The timeout system operates at two independent levels: per-call timeout (singleCallTimeout, default 2 minutes) controls individual LLM API requests using the OpenAI SDK’s built-in retry with exponential backoff (0.5s x 2^n, max 8s, 25% jitter, covering 408/429/500+ transient errors), while the task-level maxTimeMs (default 5 minutes) caps the total Agent execution time. The Agent checks all termination conditions (iteration count, token budget, repetition, time, abort signal, done tool) on every cycle, and the first condition to trigger wins.

Design Philosophy

Claude Stays in Control — External models are tools, not peers. Claude maintains full context awareness, reviews all suggestions, and executes all code modifications. This ensures the rewind mechanism works and prevents unauthorized changes from external models.
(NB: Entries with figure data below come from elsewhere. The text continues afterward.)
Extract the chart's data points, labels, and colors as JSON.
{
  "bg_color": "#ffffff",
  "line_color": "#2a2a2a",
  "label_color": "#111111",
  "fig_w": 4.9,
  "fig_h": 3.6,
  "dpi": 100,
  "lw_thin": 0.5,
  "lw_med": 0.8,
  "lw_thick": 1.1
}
Extensibility Through Data, Not Code — The provider framework, model routing table, and Skill definitions are all data-driven. Adding a new model, a new provider, or a new behavior pattern requires configuration changes, not architectural rewrites.

Isolation as a Feature — The Agent runs in a child process. MCP Servers self-read their configuration. Skills are optional overlays. Each component can fail independently without cascading. This isolation also enables future enhancements (sandboxed code execution, parallel agents) without restructuring the core.
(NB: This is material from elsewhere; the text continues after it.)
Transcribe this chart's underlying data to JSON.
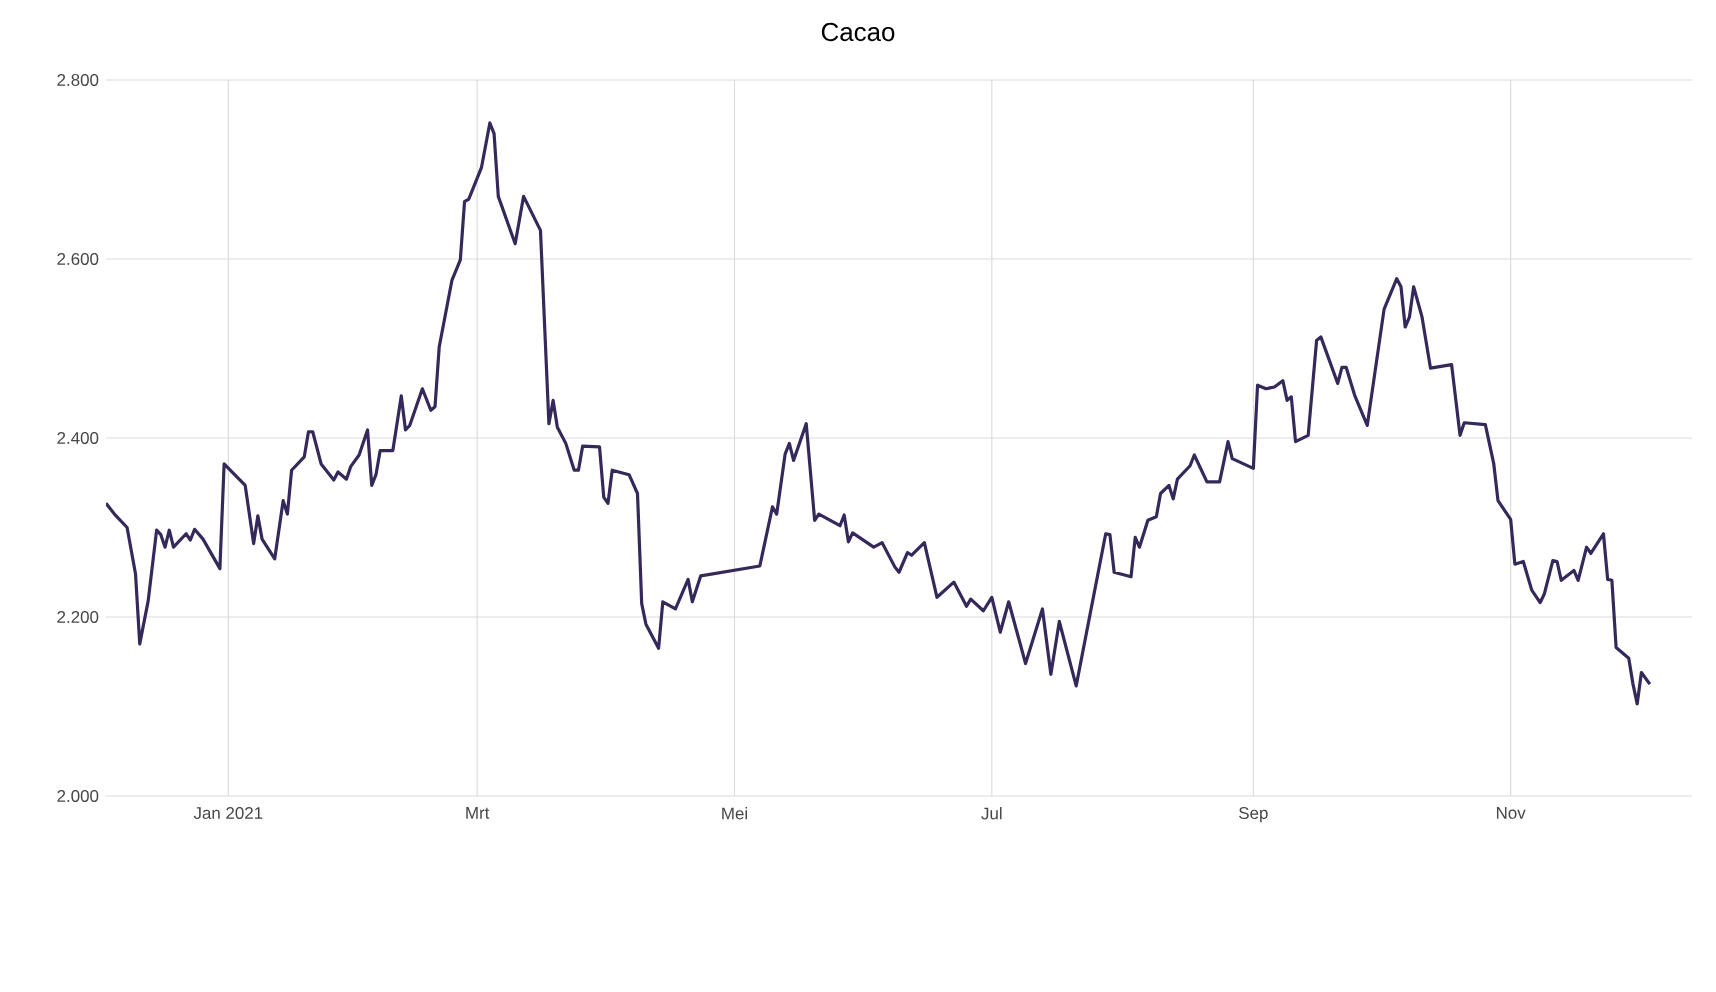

Read-Only by Default — External models cannot write files, run commands, or touch git. This is not a limitation but a deliberate safety boundary. All modifications flow through Claude, creating a single auditable point of control with full rollback capability.

Progressive Complexity — Layer 1 handles 80% of use cases with simple API calls. Layer 2 activates only when the task genuinely requires multi-step reasoning. Skills add intelligence only when the base tools are insufficient. The system avoids unnecessary complexity at every level.